Astrophysical effects of axions and axion-like particles

by Prof. Marco Roncadelli (INFN & University of Pavia)

  • Date: 16 March 2015 from 14:30 to 16:00

  • Event location: IRA meeting room (4th floor, CNR research area, via Gobetti 101)

Contact Name:

Abstract:

Axions and axion-like particles (ALPs) are predicted by several extensions of the Standard Model and especially by those involving compactified extra-dimensions such as superstring theories. While both couple to two-photons, axions also couple to matter. In either case, they are good candidates for cold dark matter and can cause an efficient energy-loss channel for stars of various kinds. ALPs can give rise to observable effects in the very-high-energy (VHE) band (100 GeV -- 100 TeV), which is currently probed by the Imaging Atmospheric Cherenkov Telescopes H.E.S.S., MAGIC and VERITAS, and in the future by the CTA (Cherenkov Telescope Array).

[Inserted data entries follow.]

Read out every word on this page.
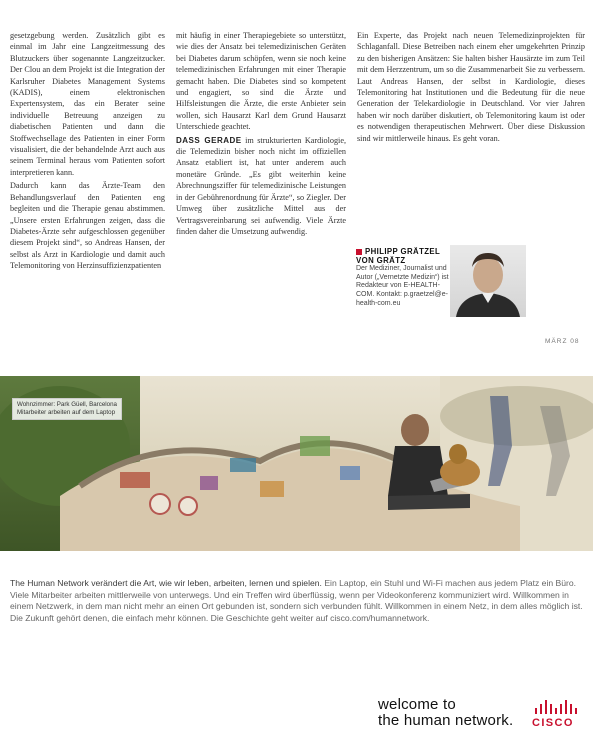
gesetzgebung werden. Zusätzlich gibt es einmal im Jahr eine Langzeitmessung des Blutzuckers über sogenannte Langzeitzucker. Der Clou an dem Projekt ist die Integration der Karlsruher Diabetes Management Systems (KADIS), einem elektronischen Expertensystem, das ein Berater seine individuelle Betreuung anzeigen zu diabetischen Patienten und dann die Stoffwechsellage des Patienten in einer Form visualisiert, die der behandelnde Arzt auch aus seinem Terminal heraus vom Patienten sofort interpretieren kann.

Dadurch kann das Ärzte-Team den Behandlungsverlauf den Patienten eng begleiten und die Therapie genau abstimmen. „Unsere ersten Erfahrungen zeigen, dass die Diabetes-Ärzte sehr aufgeschlossen gegenüber diesem Projekt sind“, so Andreas Hansen, der selbst als Arzt in Kardiologie und damit auch Telemonitoring von Herzinsuffizienzpatienten

mit häufig in einer Therapiegebiete so unterstützt, wie dies der Ansatz bei telemedizinischen Geräten bei Diabetes darum schöpfen, wenn sie noch keine telemedizinischen Erfahrungen mit einer Therapie gemacht haben. Die Diabetes sind so kompetent und engagiert, so sind die Ärzte und Hilfsleistungen die Ärzte, die erste Anbieter sein wollen, sich Hausarzt Karl dem Grund Hausarzt Unterschiede geachtet.

DASS GERADE im strukturierten Kardiologie, die Telemedizin bisher noch nicht im offiziellen Ansatz etabliert ist, hat unter anderem auch monetäre Gründe. „Es gibt weiterhin keine Abrechnungsziffer für telemedizinische Leistungen in der Gebührenordnung für Ärzte“, so Ziegler. Der Umweg über zusätzliche Mittel aus der Vertragsvereinbarung sei aufwendig. Viele Ärzte finden daher die Umsetzung aufwendig.

Ein Experte, das Projekt nach neuen Telemedizinprojekten für Schlaganfall. Diese Betreiben nach einem eher umgekehrten Prinzip zu den bisherigen Ansätzen: Sie halten bisher Hausärzte im zum Teil mit dem Herzzentrum, um so die Zusammenarbeit Sie zu verbessern. Laut Andreas Hansen, der selbst in Kardiologie, dieses Telemonitoring hat Institutionen und die Bedeutung für die neue Generation der Telekardiologie in Deutschland. Vor vier Jahren haben wir noch darüber diskutiert, ob Telemonitoring kaum ist oder es notwendigen therapeutischen Mehrwert. Über diese Diskussion sind wir mittlerweile hinaus. Es geht voran.

PHILIPP GRÄTZEL
VON GRÄTZ
Der Mediziner, Journalist und Autor („Vernetzte Medizin“) ist Redakteur von E-HEALTH-COM. Kontakt: p.graetzel@e-health-com.eu
MÄRZ 08
Wohnzimmer: Park Güell, Barcelona
Mitarbeiter arbeiten auf dem Laptop
The Human Network verändert die Art, wie wir leben, arbeiten, lernen und spielen. Ein Laptop, ein Stuhl und Wi-Fi machen aus jedem Platz ein Büro. Viele Mitarbeiter arbeiten mittlerweile von unterwegs. Und ein Treffen wird überflüssig, wenn per Videokonferenz kommuniziert wird. Willkommen in einem Netzwerk, in dem man nicht mehr an einen Ort gebunden ist, sondern sich verbunden fühlt. Willkommen in einem Netz, in dem alles möglich ist. Die Zukunft gehört denen, die einfach mehr können. Die Geschichte geht weiter auf cisco.com/humannetwork.
welcome to
the human network. CISCO
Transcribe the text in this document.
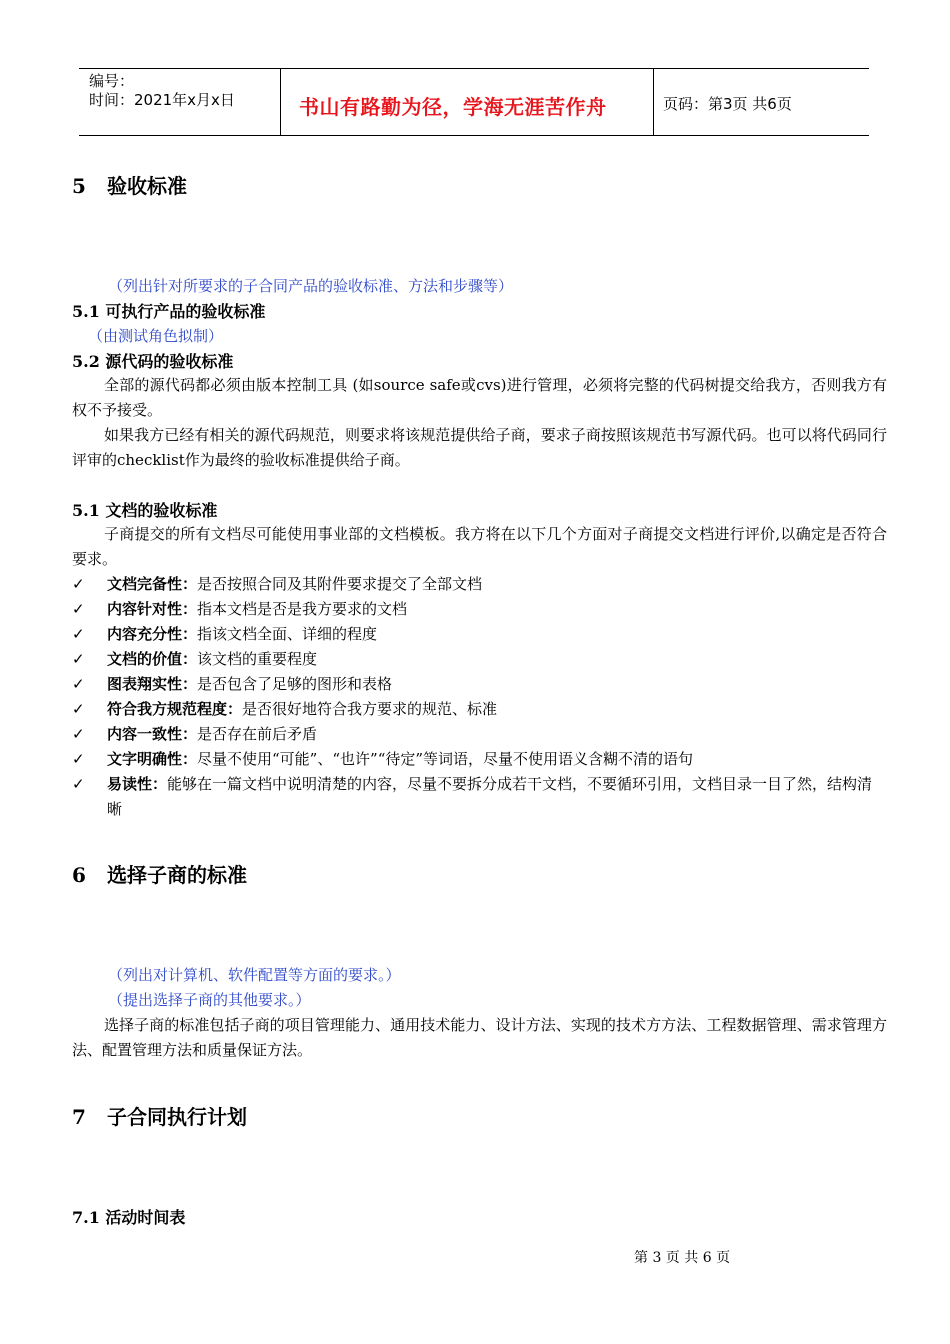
编号：
时间：2021年x月x日	书山有路勤为径，学海无涯苦作舟	页码：第3页 共6页
5 验收标准
（列出针对所要求的子合同产品的验收标准、方法和步骤等）
5.1 可执行产品的验收标准
（由测试角色拟制）
5.2 源代码的验收标准
全部的源代码都必须由版本控制工具 (如source safe或cvs)进行管理，必须将完整的代码树提交给我方，否则我方有权不予接受。
如果我方已经有相关的源代码规范，则要求将该规范提供给子商，要求子商按照该规范书写源代码。也可以将代码同行评审的checklist作为最终的验收标准提供给子商。
5.1 文档的验收标准
子商提交的所有文档尽可能使用事业部的文档模板。我方将在以下几个方面对子商提交文档进行评价,以确定是否符合要求。
✓	文档完备性：是否按照合同及其附件要求提交了全部文档
✓	内容针对性：指本文档是否是我方要求的文档
✓	内容充分性：指该文档全面、详细的程度
✓	文档的价值：该文档的重要程度
✓	图表翔实性：是否包含了足够的图形和表格
✓	符合我方规范程度：是否很好地符合我方要求的规范、标准
✓	内容一致性：是否存在前后矛盾
✓	文字明确性：尽量不使用“可能”、“也许”“待定”等词语，尽量不使用语义含糊不清的语句
✓	易读性：能够在一篇文档中说明清楚的内容，尽量不要拆分成若干文档，不要循环引用，文档目录一目了然，结构清晰
6 选择子商的标准
（列出对计算机、软件配置等方面的要求。）
（提出选择子商的其他要求。）
选择子商的标准包括子商的项目管理能力、通用技术能力、设计方法、实现的技术方方法、工程数据管理、需求管理方法、配置管理方法和质量保证方法。
7 子合同执行计划
7.1 活动时间表
第 3 页 共 6 页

Blazar observations provide three independent hints of the existence of an ALP, since it explains three unexpected effects: the lower-than-predicted opacity of the Universe in the VHE band, the VHE emission of flat spectrum radio quasars and the unphysical redshift-dependence of the VHE emitted blazar spectra. An ALP with the required properties can be detected in the near future by the laboratory experiment ALPS at DESY.